Nous n’irons pas jusqu’à comparer la multiplication des épisodes de volatilité sur les marchés obligataires depuis le début de l’année à des mouvements de révolte, ni Jerome Powell à Grégoire XIII, mais un changement de calendrier, celui des baisses anticipées des taux directeurs de la FED, est, là aussi, le facteur essentiel de ces accès de nervosité non négligeables : 80 bps entre les points haut et bas sur le Treasury 10 ans américain, contre 70 bps l’année dernière sur la même période.

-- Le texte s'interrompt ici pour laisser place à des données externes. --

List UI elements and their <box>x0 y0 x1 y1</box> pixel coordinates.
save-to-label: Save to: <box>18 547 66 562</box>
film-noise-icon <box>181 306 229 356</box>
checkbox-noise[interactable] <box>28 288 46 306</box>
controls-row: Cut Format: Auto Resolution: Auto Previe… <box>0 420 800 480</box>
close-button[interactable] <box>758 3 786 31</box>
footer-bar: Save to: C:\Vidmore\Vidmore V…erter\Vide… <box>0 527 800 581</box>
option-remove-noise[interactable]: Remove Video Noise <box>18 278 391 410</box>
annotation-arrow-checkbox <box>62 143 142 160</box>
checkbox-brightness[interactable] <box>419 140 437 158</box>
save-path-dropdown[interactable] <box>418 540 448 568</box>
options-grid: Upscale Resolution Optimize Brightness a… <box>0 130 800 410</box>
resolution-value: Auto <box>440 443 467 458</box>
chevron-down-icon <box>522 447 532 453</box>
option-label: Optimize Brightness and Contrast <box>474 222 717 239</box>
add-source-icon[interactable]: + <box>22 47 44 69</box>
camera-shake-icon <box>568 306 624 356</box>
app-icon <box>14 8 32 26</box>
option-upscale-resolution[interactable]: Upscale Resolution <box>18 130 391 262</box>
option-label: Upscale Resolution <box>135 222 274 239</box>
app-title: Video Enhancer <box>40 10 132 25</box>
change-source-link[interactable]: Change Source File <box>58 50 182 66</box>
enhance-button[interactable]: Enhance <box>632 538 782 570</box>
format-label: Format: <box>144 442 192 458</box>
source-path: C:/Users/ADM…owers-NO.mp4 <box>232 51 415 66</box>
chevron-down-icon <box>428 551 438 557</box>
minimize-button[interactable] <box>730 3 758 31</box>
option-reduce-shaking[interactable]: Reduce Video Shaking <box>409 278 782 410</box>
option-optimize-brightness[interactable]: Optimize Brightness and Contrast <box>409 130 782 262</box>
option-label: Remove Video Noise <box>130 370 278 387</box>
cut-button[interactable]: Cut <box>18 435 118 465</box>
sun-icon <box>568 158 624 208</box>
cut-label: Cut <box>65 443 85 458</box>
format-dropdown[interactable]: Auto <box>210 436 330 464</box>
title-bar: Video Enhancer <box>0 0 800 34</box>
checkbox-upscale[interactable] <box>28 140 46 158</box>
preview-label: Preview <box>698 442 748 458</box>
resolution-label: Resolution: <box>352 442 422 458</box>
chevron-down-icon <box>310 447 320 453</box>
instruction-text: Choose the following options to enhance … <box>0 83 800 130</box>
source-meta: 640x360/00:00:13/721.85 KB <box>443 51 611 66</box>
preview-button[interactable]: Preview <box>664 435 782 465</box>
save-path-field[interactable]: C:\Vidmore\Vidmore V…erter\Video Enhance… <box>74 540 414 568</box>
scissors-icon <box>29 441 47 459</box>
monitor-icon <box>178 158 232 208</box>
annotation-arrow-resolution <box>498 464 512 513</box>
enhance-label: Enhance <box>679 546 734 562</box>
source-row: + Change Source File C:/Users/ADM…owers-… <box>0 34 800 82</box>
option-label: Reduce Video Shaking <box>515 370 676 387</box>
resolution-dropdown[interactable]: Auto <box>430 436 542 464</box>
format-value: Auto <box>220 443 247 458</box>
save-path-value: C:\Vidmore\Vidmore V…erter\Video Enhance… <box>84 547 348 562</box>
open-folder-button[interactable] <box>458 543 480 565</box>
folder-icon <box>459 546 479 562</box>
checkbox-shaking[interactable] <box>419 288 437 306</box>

Entre les six baisses de taux attendues pour 2024 en début d’année, un scénario optimiste qui reposait largement sur la conférence de presse euphorique de Jerome Powell le 13 décembre dernier, et les deux baisses, à peine, déduites aujourd’hui du marché des Fed Funds, la stratégie data driven revendiquée par la FED a déraillé. Elle s’est heurtée à un mur de données contradictoires, que traduit notamment le reflux contrarié de l’inflation sous-jacente (3.9% en janvier, 3.8% en février et mars, 3.6% en avril).
Nous souhaitons rappeler trois choses :
- Point de crispation du marché – le calendrier des baisses de taux anticipées, construit à partir des taux overnight projetés aux différentes dates de FOMC, se compare plus à une série de sondages d’opinion qu’à un calendrier prévisionnel, ce que le marché semble parfois oublier. La différence est du même ordre que celle existant entre le breakeven inflation, qui ne représente que l’idée que le marché se fait de l’inflation à une échéance donnée, et l’inflation réelle.
- Nous avons dit à plusieurs reprises depuis la fin de l’année dernière qu’en raison des particularités de l’inflation américaine – inflation conjointe par l’offre (hausse du taux de marge des entreprises) et la demande (hausse du revenu disponible des ménages) qui démarre en 2021 – il serait difficile pour la FED de baisser ses taux avant le second semestre 2024. Nous maintenons notre opinion. Nous pensons que, de toutes les données liées de près ou de loin à l’inflation, le retour d’une tendance baissière de l’inflation sous-jacente reste l’élément central qui permettra à la FED d’agir. Dans cette optique, le chiffre du mois d’avril va dans le bon sens.
- Nous ne partageons pas la thèse minoritaire mais beaucoup débattue que la banque centrale américaine puisse à nouveau monter ses taux. Cette thèse nous paraît moins reposer sur des faits que procéder de la même exagération aveugle qui la voyait les baisser à 6 reprises dès le mois de mars.